Bringing the gang together, the uniting ‘event’ of the episode is Dom’s gay rugby match. Kevin’s British background is of use for the crew in decoding how exactly the sport is played, and helps him bond with Patrick’s friends. Outside of the central trio, Doris, as exuberant as ever, is joined by Agustin’s new buddy, Eddie. The introduction of outsiders works to give a little perspective on their situations, and throw in some variety. If the running time of each episode extended a little more it’d be beneficial to see more of their own personal exploits; to see their lives outside of this group.

However, the ending note is saved – as it often is – for Patrick. His night with Kevin is the start of a shift for the pair, as Patty winds up being the top instead of the bottom. Is this a sign that he’s about to become more of an aggressor, or simply take control a little more? With one hazy eye open, he hears the morning after phone call Kevin makes to his boyfriend. A crack in their seemingly perfect demeanour that’s starting to widen with every sweet, tender connection.

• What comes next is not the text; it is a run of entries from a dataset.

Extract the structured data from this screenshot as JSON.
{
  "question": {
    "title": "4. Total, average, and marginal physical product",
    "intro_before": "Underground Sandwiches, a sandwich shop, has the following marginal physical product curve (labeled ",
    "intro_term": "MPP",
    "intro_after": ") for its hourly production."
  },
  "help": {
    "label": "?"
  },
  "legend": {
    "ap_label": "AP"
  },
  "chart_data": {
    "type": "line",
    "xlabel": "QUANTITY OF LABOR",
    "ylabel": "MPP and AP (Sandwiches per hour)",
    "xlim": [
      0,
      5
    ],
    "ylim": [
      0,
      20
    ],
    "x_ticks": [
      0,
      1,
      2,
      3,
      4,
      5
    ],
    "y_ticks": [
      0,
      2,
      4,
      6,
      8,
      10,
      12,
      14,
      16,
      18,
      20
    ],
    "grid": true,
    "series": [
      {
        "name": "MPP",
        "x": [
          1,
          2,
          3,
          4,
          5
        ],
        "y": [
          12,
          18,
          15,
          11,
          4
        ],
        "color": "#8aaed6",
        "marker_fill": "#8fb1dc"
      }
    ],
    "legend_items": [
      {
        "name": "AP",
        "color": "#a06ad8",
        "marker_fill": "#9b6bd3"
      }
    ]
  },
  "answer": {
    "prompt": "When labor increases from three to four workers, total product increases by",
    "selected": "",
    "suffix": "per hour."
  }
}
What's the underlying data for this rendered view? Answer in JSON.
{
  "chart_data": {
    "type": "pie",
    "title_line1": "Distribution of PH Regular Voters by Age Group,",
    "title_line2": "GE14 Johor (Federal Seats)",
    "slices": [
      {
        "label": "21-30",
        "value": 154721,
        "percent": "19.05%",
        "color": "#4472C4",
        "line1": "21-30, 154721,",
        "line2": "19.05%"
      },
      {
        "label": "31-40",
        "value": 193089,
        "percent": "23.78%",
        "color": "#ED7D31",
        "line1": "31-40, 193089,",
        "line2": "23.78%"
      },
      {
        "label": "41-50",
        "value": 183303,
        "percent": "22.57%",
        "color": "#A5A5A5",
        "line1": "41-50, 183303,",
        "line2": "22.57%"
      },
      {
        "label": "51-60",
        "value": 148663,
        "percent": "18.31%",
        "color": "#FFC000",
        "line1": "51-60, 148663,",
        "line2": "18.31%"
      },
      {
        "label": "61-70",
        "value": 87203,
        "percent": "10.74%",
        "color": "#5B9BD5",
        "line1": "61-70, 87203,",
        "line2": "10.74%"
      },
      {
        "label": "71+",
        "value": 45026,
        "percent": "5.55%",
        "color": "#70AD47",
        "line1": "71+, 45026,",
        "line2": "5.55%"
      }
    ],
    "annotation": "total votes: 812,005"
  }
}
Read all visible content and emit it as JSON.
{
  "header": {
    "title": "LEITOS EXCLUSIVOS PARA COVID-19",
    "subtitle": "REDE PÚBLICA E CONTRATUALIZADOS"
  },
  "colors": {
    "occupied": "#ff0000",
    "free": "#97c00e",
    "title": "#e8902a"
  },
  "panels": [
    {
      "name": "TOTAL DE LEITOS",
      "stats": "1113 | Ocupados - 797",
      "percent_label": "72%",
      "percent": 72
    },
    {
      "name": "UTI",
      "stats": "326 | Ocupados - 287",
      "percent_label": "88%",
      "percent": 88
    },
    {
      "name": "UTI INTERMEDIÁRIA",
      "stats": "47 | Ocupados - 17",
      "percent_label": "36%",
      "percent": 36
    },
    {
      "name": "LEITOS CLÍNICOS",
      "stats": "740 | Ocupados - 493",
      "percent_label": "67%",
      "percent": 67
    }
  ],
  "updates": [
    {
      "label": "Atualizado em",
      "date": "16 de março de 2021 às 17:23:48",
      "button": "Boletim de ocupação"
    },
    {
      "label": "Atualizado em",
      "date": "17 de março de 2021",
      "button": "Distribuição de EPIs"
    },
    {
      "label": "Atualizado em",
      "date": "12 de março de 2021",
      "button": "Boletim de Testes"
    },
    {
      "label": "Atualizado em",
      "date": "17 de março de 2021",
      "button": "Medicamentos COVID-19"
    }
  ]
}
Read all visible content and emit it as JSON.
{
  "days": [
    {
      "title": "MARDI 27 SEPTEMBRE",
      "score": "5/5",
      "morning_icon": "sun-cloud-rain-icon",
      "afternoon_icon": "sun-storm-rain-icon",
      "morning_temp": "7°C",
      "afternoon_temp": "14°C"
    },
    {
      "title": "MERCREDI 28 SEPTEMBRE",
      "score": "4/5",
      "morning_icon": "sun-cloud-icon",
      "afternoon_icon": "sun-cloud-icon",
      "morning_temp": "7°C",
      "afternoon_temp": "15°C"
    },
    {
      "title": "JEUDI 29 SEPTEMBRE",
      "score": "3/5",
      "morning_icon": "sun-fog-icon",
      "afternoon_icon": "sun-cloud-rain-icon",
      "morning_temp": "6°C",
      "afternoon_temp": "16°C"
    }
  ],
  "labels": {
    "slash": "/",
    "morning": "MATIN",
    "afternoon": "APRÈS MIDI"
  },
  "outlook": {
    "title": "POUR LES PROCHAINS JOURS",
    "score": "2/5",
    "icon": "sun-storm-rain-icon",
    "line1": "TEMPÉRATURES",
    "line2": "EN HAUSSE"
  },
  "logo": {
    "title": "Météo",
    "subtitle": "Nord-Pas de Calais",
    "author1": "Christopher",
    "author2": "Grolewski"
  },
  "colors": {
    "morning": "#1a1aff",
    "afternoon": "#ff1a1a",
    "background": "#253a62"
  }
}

Thematically, this week’s episode is all about how we allow our loved ones to treat us. For Patrick, his entire sense of self-worth is engulfed in whomever he’s dating, their status held up like a mirror in front of him. Is the knock to your self-esteem because your lover won’t commit to you really worth a dynamite shag? For Dom, who is testing the waters of a fully-blown relationship for the first time in years, can he truly allow someone to help him without it feeling like charity? There’s a good chance these quandaries will be resolved in the future, but in “Looking Top To Bottom,” these boys are surrendering to fates of their own making.